This repository is available as dev containers including vim and an ssh server. You can customise it by creating a Docker image derived from toxchat/toktok-stack:latest-dev. An example can be found in the Dockerfile in this directory.

Visual Studio Code

WARNING: Do not push your derived dev container to a public container registry if you have key material in it (e.g.
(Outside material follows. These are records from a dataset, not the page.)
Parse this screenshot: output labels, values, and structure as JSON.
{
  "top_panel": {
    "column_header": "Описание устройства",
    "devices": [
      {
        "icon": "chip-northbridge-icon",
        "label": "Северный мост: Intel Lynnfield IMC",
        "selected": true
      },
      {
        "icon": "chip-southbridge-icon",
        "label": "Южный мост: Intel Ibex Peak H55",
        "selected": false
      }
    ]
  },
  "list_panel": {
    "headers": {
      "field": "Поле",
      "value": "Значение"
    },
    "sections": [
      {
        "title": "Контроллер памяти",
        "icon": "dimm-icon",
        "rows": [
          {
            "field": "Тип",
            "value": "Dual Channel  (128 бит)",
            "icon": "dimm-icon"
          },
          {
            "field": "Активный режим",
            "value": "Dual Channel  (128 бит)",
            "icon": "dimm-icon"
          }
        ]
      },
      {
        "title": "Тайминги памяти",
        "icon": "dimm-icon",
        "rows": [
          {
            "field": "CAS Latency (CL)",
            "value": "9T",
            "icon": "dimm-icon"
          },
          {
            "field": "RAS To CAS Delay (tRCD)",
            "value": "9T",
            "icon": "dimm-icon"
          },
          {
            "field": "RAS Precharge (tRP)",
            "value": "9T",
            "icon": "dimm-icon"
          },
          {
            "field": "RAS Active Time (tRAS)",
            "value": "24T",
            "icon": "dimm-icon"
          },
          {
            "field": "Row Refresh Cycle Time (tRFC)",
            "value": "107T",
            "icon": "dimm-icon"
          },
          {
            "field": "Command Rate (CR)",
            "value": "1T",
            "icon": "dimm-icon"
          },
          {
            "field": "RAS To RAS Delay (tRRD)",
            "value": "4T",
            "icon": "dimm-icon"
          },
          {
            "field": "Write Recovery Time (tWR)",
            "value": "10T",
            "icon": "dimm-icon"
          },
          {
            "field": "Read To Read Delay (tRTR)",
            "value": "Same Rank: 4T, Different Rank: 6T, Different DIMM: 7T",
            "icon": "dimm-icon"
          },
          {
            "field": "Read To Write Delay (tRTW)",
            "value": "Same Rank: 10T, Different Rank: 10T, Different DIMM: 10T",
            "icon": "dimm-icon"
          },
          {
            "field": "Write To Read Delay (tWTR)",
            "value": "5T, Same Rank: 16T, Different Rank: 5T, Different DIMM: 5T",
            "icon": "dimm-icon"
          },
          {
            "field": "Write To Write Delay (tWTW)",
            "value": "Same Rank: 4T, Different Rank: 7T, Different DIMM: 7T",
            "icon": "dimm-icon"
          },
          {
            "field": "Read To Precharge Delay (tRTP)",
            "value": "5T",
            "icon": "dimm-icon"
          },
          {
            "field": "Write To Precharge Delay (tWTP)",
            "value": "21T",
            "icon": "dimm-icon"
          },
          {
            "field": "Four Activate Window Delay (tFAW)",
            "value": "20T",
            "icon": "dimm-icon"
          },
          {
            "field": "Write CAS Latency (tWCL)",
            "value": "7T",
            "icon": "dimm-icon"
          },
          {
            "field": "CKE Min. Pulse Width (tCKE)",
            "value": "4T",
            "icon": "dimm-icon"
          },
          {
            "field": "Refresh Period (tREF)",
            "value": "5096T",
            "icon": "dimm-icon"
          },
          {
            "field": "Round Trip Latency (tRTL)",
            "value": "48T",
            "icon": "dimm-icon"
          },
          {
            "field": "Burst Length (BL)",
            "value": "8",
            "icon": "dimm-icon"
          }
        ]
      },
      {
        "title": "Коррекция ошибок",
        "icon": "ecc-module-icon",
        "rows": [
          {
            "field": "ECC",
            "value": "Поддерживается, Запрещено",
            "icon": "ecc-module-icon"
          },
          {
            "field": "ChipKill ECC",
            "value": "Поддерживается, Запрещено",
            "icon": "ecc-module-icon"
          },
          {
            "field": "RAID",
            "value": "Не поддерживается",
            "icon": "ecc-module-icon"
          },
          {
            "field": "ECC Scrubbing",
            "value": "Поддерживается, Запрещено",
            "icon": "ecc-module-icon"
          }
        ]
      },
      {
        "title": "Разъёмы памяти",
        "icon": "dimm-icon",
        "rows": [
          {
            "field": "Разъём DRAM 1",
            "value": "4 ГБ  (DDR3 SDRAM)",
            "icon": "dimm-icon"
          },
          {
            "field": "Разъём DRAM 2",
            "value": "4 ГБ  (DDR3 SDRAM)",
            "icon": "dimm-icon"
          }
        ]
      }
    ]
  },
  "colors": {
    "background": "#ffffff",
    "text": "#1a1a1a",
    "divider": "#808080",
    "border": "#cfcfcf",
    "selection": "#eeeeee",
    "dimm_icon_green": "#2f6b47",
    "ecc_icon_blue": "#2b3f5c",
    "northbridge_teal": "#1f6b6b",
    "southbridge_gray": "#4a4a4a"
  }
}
GPG keys or SSH private keys).

Creating the container

To use it, in the simplest case, you do:

# Get the stack so you can mount them and persist your local changes.
git clone --recurse-submodules https://github.com/TokTok/toktok-stack workspace
# Copy the example home with vim config.
cp -a workspace/tools/built/dev/home .
# Allow yourself to enter the dev container.
cp ~/.ssh/id_rsa.pub home/.ssh/authorized_keys
# Build and run your derived dev image.
workspace/tools/built/dev/run_dev_container.sh iphydf/toktok-dev

Setting up remotes

You can use the tool git-remotes to set up the correct origin and upstream remotes as well as a few well-known contributors:

# Inside the container, use your GitHub username here.
tools/git-remotes iphydf

Using the container

You can either ssh into it (run_dev_container.sh will listen on port 2224):

ssh -p2224 builder@localhost

Or use Visual Studio Code's remote feature and enter the above ssh line in the remote connection dialog.

Signing commits

If you want to sign your commits, you'll need a GPG key:

gpg --armor --export-secret-keys iphydf > home/key.pem

You'll also need to edit .gitconfig to have your name and GPG key.

Further customisation

If you want to commit code, you'll need to either enable ssh agent forwarding or add an ssh key to the container by dropping it into home/.ssh, e.g.:

ssh-keygen -f home/.ssh/id_rsa

The run_dev_container.sh script will do the above line for you, but if you want a different ssh key there, you can add one yourself. Make sure GitHub knows about that ssh key.